In “What to Do?” the artist speaks about the role of the matriarch in the Bahamian family construct. It delves into identity issues and obligations of women in our contemporary society.
Across cultures, the matriarch has always been considered the strength/anchor of the household. While it can be argued that the patriarchal figure is more significant to the stronghold of the family construct, the duties of women within the domestic space take precedence over the presence of the male. It is expected that women play the dominant role in childrearing, care-giving, maintenance and upkeep of the household, as well as being the true helpmate/equal of her partner. Although Western society is dominated by the patriarchal, with the traditional family model still having the man as the figurehead, the woman is oftentimes the most influential figure in the family unit.
Even with the protestation for women’s rights and equality, the rights of women are still unequal to those of men, even though they may carry a greater responsibility, being a significant presence in both the workplace as well as the home.

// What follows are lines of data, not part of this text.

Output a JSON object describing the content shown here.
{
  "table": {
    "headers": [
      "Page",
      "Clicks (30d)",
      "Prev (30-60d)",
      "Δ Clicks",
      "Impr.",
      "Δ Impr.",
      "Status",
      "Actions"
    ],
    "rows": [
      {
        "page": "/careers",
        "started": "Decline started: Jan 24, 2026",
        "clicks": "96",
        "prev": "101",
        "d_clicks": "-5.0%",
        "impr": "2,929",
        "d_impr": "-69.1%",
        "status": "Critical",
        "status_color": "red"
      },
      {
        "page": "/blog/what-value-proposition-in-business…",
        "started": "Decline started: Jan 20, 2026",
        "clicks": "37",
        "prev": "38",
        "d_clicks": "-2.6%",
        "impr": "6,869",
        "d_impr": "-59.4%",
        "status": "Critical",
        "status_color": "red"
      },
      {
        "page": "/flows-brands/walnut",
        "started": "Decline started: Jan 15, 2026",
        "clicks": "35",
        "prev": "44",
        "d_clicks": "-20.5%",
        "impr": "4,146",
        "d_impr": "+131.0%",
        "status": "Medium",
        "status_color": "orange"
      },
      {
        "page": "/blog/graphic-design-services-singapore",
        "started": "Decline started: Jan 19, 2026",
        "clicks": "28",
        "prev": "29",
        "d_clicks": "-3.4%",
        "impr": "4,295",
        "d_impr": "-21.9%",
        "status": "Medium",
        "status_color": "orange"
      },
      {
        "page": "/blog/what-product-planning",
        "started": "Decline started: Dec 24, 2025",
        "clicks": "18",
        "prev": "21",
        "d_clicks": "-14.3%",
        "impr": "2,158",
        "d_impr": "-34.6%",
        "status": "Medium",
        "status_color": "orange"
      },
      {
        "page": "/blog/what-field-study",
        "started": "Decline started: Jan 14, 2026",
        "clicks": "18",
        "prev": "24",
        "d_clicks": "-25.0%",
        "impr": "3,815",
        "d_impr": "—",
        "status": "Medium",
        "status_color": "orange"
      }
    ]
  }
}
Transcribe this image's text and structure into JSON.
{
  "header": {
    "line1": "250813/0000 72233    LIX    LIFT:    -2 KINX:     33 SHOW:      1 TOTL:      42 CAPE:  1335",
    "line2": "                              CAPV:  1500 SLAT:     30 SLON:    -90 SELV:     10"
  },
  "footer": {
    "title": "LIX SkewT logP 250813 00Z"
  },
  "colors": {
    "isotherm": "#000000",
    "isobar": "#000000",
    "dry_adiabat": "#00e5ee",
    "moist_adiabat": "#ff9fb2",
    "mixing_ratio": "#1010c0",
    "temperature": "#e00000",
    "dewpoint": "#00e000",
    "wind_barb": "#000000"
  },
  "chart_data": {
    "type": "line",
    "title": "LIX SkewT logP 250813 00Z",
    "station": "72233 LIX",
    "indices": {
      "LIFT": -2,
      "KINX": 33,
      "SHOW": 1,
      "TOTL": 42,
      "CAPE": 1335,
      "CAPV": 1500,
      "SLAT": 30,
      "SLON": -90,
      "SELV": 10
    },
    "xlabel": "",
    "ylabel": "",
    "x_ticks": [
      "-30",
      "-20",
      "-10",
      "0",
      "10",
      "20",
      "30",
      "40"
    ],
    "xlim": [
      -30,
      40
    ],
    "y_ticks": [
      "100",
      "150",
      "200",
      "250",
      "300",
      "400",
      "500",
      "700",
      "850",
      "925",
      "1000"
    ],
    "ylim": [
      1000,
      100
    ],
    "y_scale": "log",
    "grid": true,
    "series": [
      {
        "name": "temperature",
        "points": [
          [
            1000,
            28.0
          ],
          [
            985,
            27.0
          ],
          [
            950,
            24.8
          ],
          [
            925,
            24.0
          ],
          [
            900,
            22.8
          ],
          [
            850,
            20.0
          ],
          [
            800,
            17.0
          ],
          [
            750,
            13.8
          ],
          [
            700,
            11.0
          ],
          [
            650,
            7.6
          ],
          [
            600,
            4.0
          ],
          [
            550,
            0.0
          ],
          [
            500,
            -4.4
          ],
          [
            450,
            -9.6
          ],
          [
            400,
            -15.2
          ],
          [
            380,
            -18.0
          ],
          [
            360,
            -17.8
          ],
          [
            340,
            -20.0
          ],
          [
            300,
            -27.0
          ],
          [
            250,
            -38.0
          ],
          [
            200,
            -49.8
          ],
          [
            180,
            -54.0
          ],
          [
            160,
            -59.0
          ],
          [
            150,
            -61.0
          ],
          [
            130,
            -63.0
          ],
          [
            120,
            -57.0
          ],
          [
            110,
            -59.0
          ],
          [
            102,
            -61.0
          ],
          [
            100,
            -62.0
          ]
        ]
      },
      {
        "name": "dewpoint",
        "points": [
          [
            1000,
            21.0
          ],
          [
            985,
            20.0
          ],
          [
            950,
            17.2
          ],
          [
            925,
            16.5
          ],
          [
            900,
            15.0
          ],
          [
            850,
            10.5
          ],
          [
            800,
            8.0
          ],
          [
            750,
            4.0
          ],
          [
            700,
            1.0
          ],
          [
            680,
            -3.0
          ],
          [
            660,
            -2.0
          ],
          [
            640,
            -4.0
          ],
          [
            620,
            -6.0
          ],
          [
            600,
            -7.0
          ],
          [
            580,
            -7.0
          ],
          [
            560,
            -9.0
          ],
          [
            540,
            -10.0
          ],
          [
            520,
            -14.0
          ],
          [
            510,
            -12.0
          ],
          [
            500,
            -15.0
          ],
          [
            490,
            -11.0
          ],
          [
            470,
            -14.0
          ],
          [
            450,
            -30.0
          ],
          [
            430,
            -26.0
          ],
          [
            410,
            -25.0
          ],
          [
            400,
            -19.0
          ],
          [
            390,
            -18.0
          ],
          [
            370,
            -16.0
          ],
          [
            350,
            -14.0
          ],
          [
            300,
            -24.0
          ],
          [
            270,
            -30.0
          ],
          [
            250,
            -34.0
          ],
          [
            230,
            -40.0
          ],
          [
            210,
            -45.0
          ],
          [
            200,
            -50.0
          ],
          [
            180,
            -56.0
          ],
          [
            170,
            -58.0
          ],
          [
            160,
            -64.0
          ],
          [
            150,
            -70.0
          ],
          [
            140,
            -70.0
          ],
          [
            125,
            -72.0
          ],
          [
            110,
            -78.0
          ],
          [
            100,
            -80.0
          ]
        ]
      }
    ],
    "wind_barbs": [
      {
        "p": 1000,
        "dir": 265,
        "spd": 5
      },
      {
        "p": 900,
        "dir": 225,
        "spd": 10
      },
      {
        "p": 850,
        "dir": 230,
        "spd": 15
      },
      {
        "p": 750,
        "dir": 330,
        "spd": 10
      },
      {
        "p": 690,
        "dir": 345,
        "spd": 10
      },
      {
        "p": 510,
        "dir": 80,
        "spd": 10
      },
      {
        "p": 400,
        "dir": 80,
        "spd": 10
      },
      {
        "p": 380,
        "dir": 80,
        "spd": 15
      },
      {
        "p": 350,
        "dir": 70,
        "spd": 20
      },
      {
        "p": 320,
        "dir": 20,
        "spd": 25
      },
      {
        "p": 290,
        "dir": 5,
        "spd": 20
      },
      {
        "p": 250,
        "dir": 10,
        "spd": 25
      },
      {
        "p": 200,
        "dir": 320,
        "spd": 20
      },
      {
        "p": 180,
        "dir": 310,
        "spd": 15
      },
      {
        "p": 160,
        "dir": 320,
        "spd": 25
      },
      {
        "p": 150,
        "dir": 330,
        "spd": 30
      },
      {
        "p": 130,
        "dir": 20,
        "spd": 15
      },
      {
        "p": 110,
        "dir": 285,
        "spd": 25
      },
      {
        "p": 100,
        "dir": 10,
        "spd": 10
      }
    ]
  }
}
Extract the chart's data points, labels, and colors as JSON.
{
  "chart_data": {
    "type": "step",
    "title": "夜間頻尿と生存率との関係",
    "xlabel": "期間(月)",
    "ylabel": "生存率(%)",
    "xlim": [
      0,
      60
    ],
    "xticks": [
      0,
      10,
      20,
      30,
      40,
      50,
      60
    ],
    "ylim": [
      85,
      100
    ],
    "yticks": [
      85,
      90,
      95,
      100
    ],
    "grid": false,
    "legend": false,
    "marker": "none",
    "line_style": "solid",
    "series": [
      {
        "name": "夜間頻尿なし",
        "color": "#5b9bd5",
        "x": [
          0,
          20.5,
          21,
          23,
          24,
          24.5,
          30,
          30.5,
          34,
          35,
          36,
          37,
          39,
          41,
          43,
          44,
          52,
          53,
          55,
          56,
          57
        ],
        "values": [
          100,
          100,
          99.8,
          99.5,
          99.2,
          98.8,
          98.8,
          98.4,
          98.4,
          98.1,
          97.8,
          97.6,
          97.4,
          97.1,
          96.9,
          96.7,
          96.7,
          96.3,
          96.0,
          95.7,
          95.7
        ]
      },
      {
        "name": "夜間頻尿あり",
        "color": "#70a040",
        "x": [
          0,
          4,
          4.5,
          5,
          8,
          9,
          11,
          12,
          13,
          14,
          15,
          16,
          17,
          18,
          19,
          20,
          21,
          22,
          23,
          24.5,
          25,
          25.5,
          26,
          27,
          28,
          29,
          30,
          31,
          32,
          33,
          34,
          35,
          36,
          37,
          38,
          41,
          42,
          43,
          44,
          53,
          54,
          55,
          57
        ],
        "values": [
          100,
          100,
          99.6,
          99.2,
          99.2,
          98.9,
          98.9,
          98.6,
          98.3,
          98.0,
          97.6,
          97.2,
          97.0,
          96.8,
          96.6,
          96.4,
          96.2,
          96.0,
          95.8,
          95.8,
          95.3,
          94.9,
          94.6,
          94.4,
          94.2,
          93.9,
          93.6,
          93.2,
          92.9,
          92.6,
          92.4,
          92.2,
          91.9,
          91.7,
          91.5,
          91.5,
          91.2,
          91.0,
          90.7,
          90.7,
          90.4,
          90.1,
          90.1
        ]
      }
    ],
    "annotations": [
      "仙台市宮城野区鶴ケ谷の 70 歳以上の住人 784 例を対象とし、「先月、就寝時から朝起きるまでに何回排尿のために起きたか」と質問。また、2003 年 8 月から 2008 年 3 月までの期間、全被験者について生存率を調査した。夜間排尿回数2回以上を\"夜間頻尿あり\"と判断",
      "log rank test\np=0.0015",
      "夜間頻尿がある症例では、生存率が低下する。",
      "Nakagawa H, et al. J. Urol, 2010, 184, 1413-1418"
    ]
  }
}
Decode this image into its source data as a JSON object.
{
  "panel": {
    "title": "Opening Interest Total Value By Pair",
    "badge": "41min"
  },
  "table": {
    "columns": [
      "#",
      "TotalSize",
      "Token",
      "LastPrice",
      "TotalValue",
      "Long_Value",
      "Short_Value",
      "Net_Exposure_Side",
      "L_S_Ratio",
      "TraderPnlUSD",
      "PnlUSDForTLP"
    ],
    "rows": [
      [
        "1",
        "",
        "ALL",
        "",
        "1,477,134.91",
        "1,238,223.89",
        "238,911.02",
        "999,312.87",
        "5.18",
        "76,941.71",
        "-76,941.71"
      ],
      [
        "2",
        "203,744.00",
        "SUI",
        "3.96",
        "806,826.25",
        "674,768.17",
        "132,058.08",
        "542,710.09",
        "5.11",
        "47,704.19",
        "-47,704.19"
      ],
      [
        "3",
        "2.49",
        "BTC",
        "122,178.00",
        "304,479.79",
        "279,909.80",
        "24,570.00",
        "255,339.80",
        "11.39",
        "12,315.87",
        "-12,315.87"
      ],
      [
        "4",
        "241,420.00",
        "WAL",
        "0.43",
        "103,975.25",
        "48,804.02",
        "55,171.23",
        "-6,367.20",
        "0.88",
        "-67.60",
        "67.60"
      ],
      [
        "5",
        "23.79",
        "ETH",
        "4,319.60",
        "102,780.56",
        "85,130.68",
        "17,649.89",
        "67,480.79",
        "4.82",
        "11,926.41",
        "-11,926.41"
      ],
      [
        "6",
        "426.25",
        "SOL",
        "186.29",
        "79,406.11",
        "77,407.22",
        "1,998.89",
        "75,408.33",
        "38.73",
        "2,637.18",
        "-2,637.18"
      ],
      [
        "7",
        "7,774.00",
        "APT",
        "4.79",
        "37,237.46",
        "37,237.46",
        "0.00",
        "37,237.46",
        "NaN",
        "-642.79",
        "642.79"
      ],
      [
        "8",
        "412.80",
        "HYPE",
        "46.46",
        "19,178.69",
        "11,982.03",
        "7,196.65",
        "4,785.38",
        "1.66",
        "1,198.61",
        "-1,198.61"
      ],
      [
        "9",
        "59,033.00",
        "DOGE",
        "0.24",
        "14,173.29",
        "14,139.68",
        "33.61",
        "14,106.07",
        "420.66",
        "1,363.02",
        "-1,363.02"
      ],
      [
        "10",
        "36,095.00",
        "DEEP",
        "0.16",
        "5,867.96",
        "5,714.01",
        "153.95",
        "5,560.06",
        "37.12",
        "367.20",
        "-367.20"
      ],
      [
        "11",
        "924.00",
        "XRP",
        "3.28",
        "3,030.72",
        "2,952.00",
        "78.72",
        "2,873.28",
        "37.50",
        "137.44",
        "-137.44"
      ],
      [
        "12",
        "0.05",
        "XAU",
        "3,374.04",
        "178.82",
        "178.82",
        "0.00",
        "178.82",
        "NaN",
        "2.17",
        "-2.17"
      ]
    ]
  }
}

Western societies have been dominated by patriarchal influence, which has dictated the role of women since ancient times. Despite this, one can argue that the role of women has improved drastically as their significance has become much more important. Nowadays, it is considered socially acceptable for women to be breadwinners, especially following World War II, and pursue their independence. This was a notion that was ridiculed and generally perceived as unattainable. Debatably, there are still some women who disagree with women working outside of the home, claiming that it brings harm to the traditional family structure; this often ties into arguments on societal gender roles.
The question then evolves into what we consider to be masculine and feminine. Norms and standards are determined by what society deems to be acceptable of each gender, thereby creating identities that are often socially constructed outside of biological makeup. Men are considered aggressive and dominant, while women are considered to be nurturing and submissive. It is argued that, by adhering to and buying into societal norms, men and women prevent the cultivation of naturally occurring gender roles and norms.
Within this construct, the evolution of sexism becomes problematic and the role of women is devalued; society determines that certain qualities a woman might possess are unfeminine and thus unbecoming, thereby presenting a nonconformist persona that is met violently with those who follow strict societal standards and norms. However, the roles of both men and women are evolving in today’s society having become more egalitarian and less restricted with fewer gender-specific expectations.
Taylor’s piece speaks to a number of dualities with women and their responsibilities. “What to Do?” subscribes to the duality of women being both vulnerable and strong, rich in spirit and poor in economic standing. Arguably, one can interpret this piece as a woman carrying a burden.
This woodcut stands strong with intricate and purposefully cut lines defining the depth of its intended meaning. The message that exudes from this piece speaks to the struggle and astounding strength that this woman has displayed in her life – of being disadvantaged but having to display great strength. The roundness of her belly invites viewers who are expecting or those women who have experienced pregnancies to relate to the endless questions, doubts and fears that arise in relation to motherhood and the child’s future. The reality of this piece is prevalent and mirrored in the Bahamian society, as there are far too many who are unsure of where to turn to for provisions for their children, let alone themselves.